NRevisit: A Cognitive Behavioral Metric for Code Understandability Assessment
Gao Hao, Haytham Hijazi, Júlio Medeiros, João Durães, Chan Tong Lam, Paulo de Carvalho, Henrique Madeira
TL;DR
This work addresses the gap between static code complexity metrics and the real-time cognitive effort developers experience when understanding code. It introduces NRevisit, a dynamic metric derived from gaze revisits across invisible code regions, with two variants: $C$ NRevisit and $CL$ NRevisit. In a controlled study with 35 programmers and EEG ground truth, NRevisit shows very high correlations with cognitive load ($r_s$ up to $0.986$) and outperforms static metrics in predictive models, especially in non-linear frameworks like neural networks and Gaussian process regression. The findings suggest practical, low-cost integration into IDEs and AI-assisted programming tools, enabling programmer-specific, real-time assessments of code understandability and targeted interventions for cognitively demanding regions.
Abstract
Measuring code understandability is both highly relevant and exceptionally challenging.
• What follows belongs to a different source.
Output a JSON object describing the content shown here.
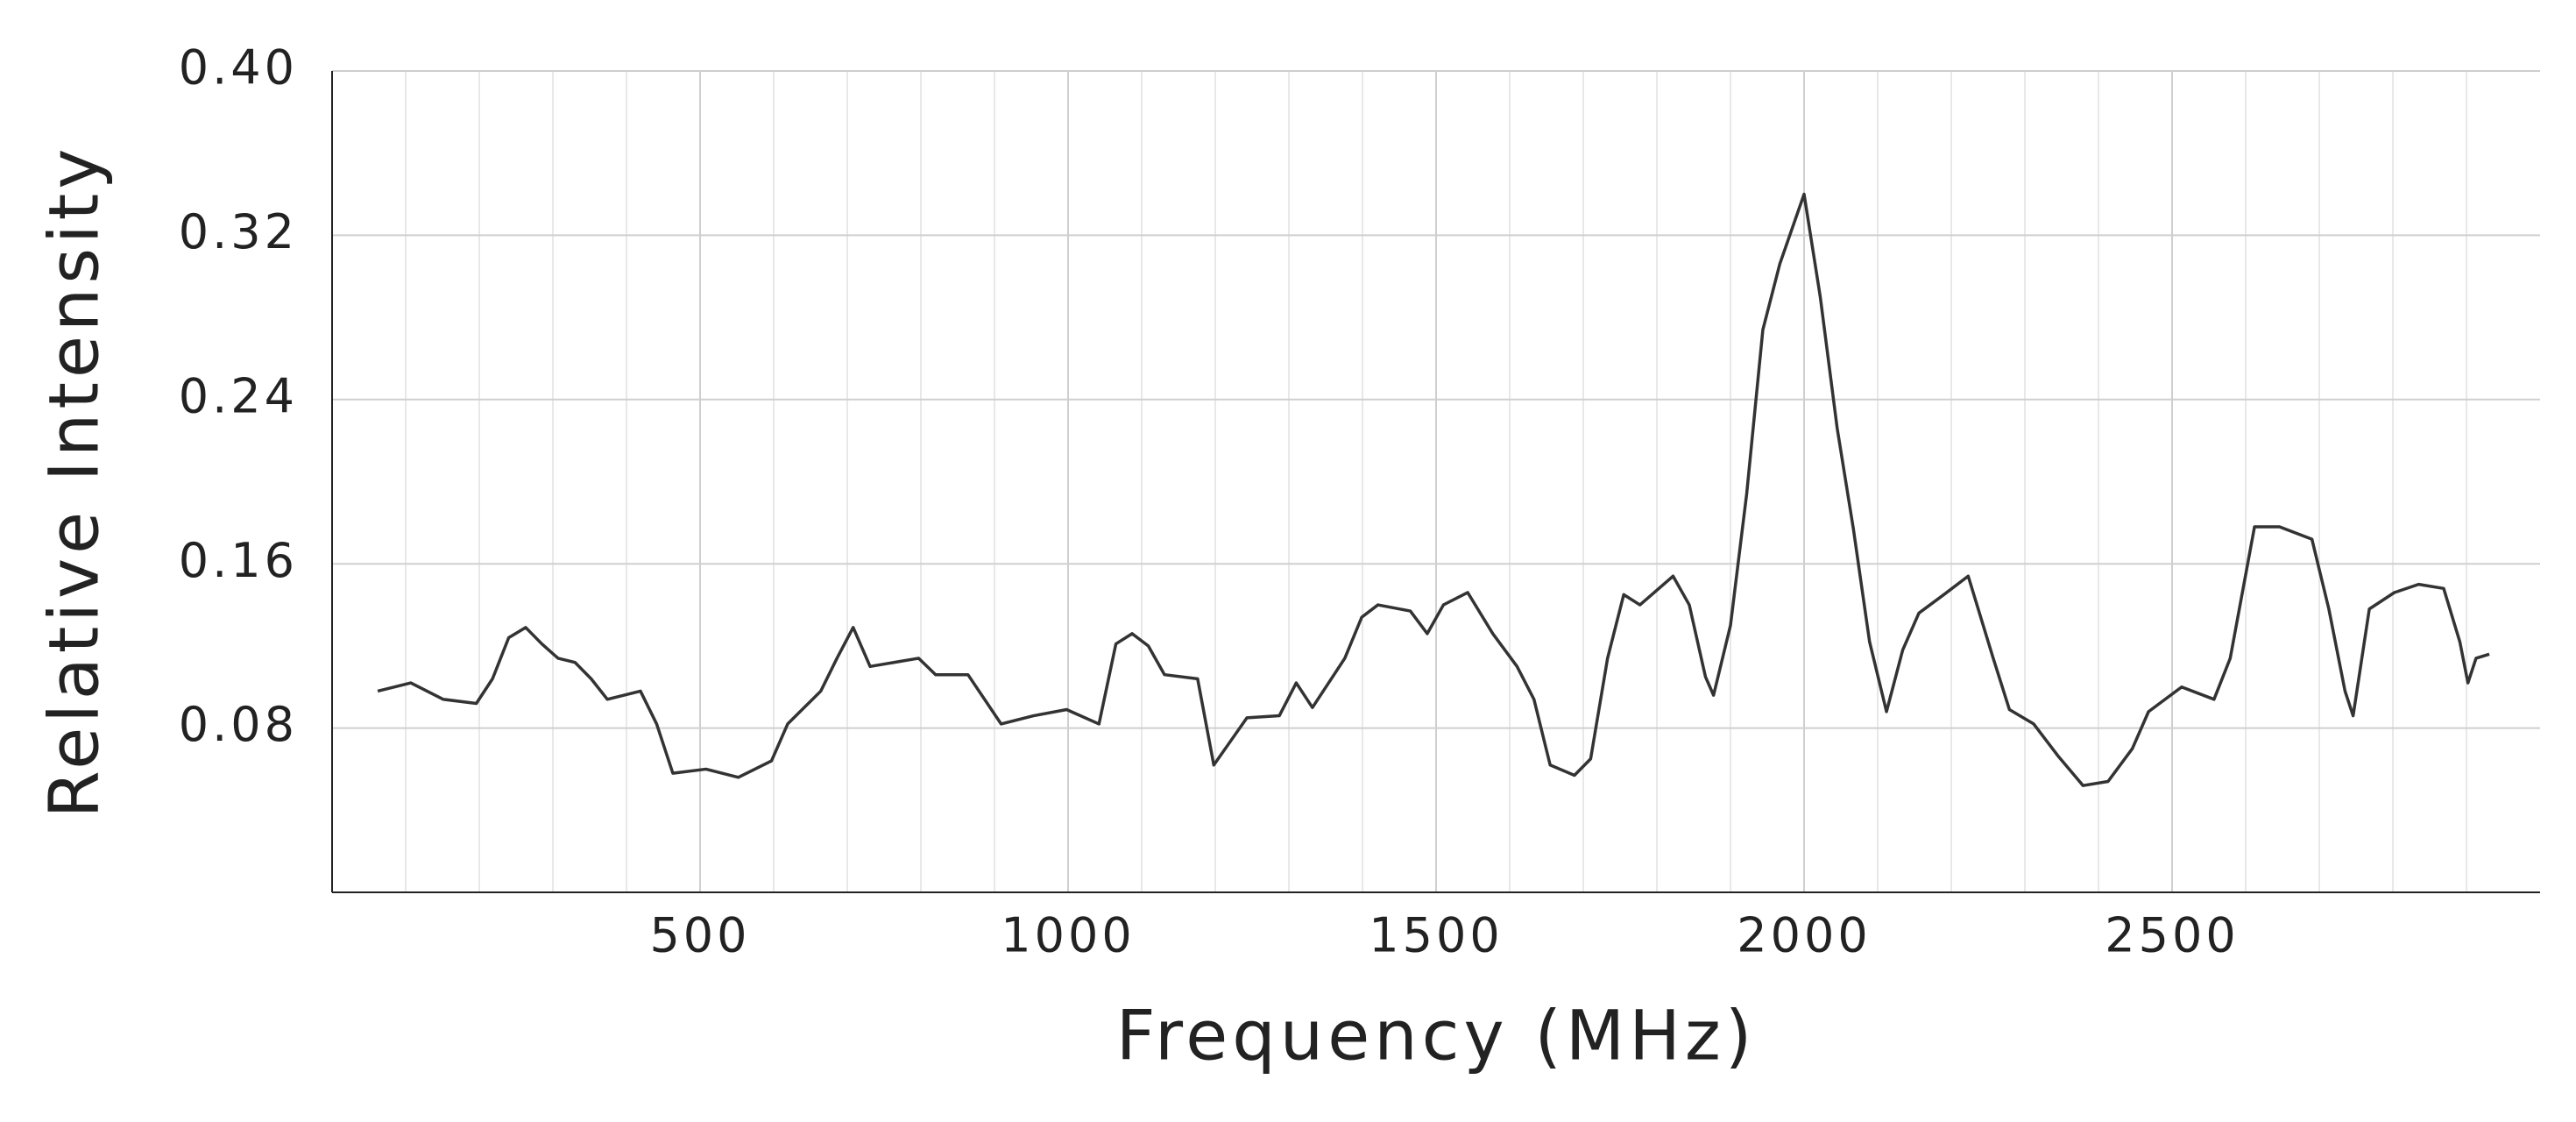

This paper proposes a dynamic code understandability assessment method, which estimates a personalized code understandability score from the perspective of the specific programmer handling the code. The method consists of dynamically dividing the code unit under development or review in code regions (invisible to the programmer) and using the number of revisits (NRevisit) to each region as the primary feature for estimating the code understandability score. This approach removes the uncertainty related to the concept of a "typical programmer" assumed by static software code complexity metrics and can be easily implemented using a simple, low-cost, and non-intrusive desktop eye tracker or even a standard computer camera. This metric was evaluated using cognitive load measured through electroencephalography (EEG) in a controlled experiment with 35 programmers. Results show a very high correlation ranging from rs = 0.9067 to rs = 0.9860 (with p nearly 0) between the scores obtained with different alternatives of NRevisit and the ground truth represented by the EEG measurements of programmers' cognitive load, demonstrating the effectiveness of our approach in reflecting the cognitive effort required for code comprehension. The paper also discusses possible practical applications of NRevisit, including its use in the context of AI-generated code, which is already widely used today.